BOSTON RED SOX: DAVID ORTIZ (JANUARY 2003)
When Ortiz signed a one-year contract with the Red Sox worth $1.25 million, then-general manager Theo Epstein said he would have a chance to be an everyday player. That turned out to be quite the understatement. Three World Series titles later, Ortiz is among the most celebrated athletes in Boston history.
HOUSTON ASTROS: ROGER CLEMENS (JANUARY 2004)
Clemens seemed headed for retirement at the end of a pennant-winning 2003 season with the Yankees, but he changed course and signed a one-year deal with the Astros. Clemens went 18-4 and won the Cy Young Award - and he’d end up pitching two more seasons for the Astros after that, helping them reach the World Series in 2005.
DETROIT TIGERS: IVAN RODRIGUEZ (FEBRUARY 2004)
Rodriguez signed a $40 million, four-year deal with the Tigers - the money was significant enough to entice the star catcher to join a team that had lost 119 games the previous season. Rodriguez gave his new franchise a bit more credibility, and his decision to come to Motown looked smart when Detroit reached the World Series in 2006 with him behind the plate.

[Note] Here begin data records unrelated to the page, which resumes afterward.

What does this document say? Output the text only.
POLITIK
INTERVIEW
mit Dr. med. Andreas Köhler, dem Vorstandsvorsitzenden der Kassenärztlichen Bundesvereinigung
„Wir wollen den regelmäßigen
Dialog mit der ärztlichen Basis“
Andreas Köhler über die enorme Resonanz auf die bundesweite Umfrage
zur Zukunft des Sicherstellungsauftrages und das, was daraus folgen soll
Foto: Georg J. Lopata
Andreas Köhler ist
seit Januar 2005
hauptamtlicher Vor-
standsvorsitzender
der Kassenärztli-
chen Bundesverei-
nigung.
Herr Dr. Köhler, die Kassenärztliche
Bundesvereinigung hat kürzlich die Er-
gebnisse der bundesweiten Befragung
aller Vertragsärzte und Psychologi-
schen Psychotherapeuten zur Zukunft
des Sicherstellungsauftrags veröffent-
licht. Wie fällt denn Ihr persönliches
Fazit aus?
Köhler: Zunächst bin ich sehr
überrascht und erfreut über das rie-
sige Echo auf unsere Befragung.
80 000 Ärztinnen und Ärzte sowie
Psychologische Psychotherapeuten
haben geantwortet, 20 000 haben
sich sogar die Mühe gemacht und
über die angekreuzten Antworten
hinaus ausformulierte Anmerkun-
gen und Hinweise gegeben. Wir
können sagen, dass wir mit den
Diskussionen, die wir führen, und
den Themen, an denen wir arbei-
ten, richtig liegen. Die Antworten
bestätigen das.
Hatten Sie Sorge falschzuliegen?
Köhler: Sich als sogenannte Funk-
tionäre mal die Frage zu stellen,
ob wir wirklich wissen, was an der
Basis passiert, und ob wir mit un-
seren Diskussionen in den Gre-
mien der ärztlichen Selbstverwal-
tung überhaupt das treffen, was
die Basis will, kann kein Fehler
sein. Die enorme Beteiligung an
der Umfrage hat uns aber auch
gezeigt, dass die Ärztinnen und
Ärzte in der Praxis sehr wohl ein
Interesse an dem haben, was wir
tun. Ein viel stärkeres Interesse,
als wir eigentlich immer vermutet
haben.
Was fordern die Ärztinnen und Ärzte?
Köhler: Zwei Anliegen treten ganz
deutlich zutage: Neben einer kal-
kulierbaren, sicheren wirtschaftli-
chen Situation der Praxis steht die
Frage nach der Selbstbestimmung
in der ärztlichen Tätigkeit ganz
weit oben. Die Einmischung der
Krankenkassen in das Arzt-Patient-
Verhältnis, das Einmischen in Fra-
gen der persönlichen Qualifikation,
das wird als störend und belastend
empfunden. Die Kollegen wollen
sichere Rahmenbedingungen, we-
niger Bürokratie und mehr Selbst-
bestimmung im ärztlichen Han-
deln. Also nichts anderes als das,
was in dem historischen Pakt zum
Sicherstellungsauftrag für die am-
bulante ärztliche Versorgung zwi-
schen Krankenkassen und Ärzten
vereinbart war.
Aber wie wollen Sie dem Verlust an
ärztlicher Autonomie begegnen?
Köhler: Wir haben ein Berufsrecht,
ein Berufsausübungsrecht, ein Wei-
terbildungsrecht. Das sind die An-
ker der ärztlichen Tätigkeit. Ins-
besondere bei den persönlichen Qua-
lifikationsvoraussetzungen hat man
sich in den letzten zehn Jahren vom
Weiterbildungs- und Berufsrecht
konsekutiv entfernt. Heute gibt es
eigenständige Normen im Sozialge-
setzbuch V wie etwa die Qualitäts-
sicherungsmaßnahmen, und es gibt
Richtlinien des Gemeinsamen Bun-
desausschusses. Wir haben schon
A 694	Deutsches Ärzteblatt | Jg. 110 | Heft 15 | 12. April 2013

MILWAUKEE BREWERS: JEFF SUPPAN (DECEMBER 2006)
After helping the Cardinals to a World Series title, Suppan received a $42 million, four-year contract from Milwaukee. Paid like a star, he posted a 5.08 ERA over three-and-a-half seasons with the Brewers before being released. Milwaukee will hope for better luck with right-hander Matt Garza, whom the team signed this offseason to a similar deal.
TAMPA BAY RAYS: CARLOS PENA (JANUARY 2007)
Pena joined the Rays as a non-roster invitee to spring training and ended up on Tampa Bay’s opening day roster because of an injury to Greg Norton. Pena hit 46 home runs that season, winning American League comeback player of the year honors while earning only $1.2 million. He followed that up with 98 homers in the next three years and helped Tampa Bay reach the World Series in 2008.
CHICAGO WHITE SOX: ADAM DUNN (DECEMBER 2010)
Dunn had hit at least 38 homers for seven straight seasons when he signed a $56 million, four-year deal with Chicago. His first year for the White Sox was unthinkably bad - a .159 average with only 11 home runs. Dunn has bounced back with 75 homers over the last two seasons, but Chicago hasn’t been to the postseason since signing him.